With twenty years of experience in software development, Dustin Boss, CEO and co-founder of Telepath and CallTime, talks about his experience building machine learning products and what the current landscape of machine learning looks like for software developers.
Below is the transcript of the conversation:
Lily. Hello Dustin. How are you?
Dustin. I'm good. How are you?
Lily. I'm good. So, the first question I would like to ask you is if you could tell me a little bit about your background in software.
Dustin. My background has been as a software developer for the past 20 years, and as a software developer, I primarily focused on tools that build applications for businesses to automate processes that take them a long time, and so payroll systems and financial systems, things like that. When we were at our last company, the co-founders of Telepath and I, we built political software that automated the process of political fundraising and tracking donors and building scores related to who would be likely to give, that sort of thing.
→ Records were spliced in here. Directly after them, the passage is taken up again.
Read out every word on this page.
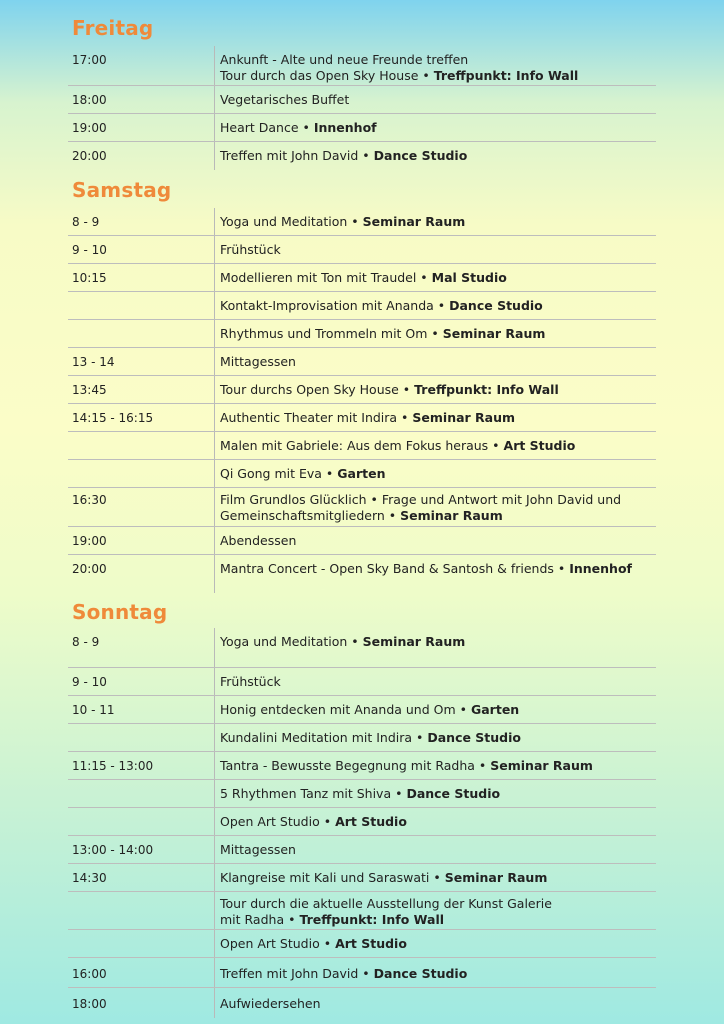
Freitag
Samstag
Sonntag
17:00	Ankunft - Alte und neue Freunde treffen
Tour durch das Open Sky House • Treffpunkt: Info Wall
18:00	Vegetarisches Buffet
19:00	Heart Dance • Innenhof
20:00	Treffen mit John David • Dance Studio
8 - 9	Yoga und Meditation • Seminar Raum
9 - 10	Frühstück
10:15	Modellieren mit Ton mit Traudel • Mal Studio
Kontakt-Improvisation mit Ananda • Dance Studio
Rhythmus und Trommeln mit Om • Seminar Raum
13 - 14	Mittagessen
13:45	Tour durchs Open Sky House • Treffpunkt: Info Wall
14:15 - 16:15	Authentic Theater mit Indira • Seminar Raum
Malen mit Gabriele: Aus dem Fokus heraus • Art Studio
Qi Gong mit Eva • Garten
16:30	Film Grundlos Glücklich • Frage und Antwort mit John David und
Gemeinschaftsmitgliedern • Seminar Raum
19:00	Abendessen
20:00	Mantra Concert - Open Sky Band & Santosh & friends • Innenhof
8 - 9	Yoga und Meditation • Seminar Raum
9 - 10	Frühstück
10 - 11	Honig entdecken mit Ananda und Om • Garten
Kundalini Meditation mit Indira • Dance Studio
11:15 - 13:00	Tantra - Bewusste Begegnung mit Radha • Seminar Raum
5 Rhythmen Tanz mit Shiva • Dance Studio
Open Art Studio • Art Studio
13:00 - 14:00	Mittagessen
14:30	Klangreise mit Kali und Saraswati • Seminar Raum
Tour durch die aktuelle Ausstellung der Kunst Galerie
mit Radha • Treffpunkt: Info Wall
Open Art Studio • Art Studio
16:00	Treffen mit John David • Dance Studio
18:00	Aufwiedersehen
That tool was different from the sorts of tools I built in the past because that tool required us to develop some sort of scoring and understanding of who was likely to take a certain behavior. Prior to that I only really worked on tools like automated systems and made rules easier to work with so it was the first time I had implemented machine learning into any product that I had built and it was a very interesting process and it was very difficult to get set up and to figure out like what needed to be done and how this entire different type of application development than I was used to working and so that was a kind of an eye-opening moment for us as a team which was that it was very difficult for application developers to implement machine learning with the tools that were available because it had an expectation that you were going to go and learn an entirely different kind of set of skills.
Lily. Yeah, that makes sense, can you tell me a little bit more about the scoring component of CallTime and what you all were hoping to get at with that?
Dustin. Sure, so with that, I mean this is a little bit in the weeds of how fundraising works but in the fundraising world you end up with lists of people within your network and extended network that are much bigger than you could actually make contact with one-on-one so you have to prioritize who's worth reaching out to and who's not and there's an entire class of consultants who are in the business of helping you make those decisions, but those decisions are made on very kind of, they're not quite arbitrary but they're definitely demographic broad strokes which will be like okay this person has given this much money to someone before, this person lives in a rich neighborhood or this person that's whatever and you're making a lot of generalizations about a handful of rules and there's not a lot of nuance looking into the pattern matching of like whether that person has given in a sort of way that donors that tend to give to you also gift, and that level of nuance is important when you're doing like looking at a lot of data which is the case for a lot of these campaigns and so we were trying to find a way to speed that process up so people didn't have to rely on sort of their gut intuition about people.
Lily. Was machine learning part of the original product vision or was it implemented later on?
Dustin. I think we knew from the beginning that machine learning was the answer to our problem. I don't think we really understood at the time what the solution looked like it was just like oh we're going to make a score and that score is going to take into account all of these things so we had the intuition like that was the solution but we didn't know, okay, in order to make that score you're going to need to use the following libraries or languages that was all stuff we had to learn along the way.
Lily. Cool. Can you tell me a little bit more about the challenges that you faced as a software developer meeting machine learning in the product?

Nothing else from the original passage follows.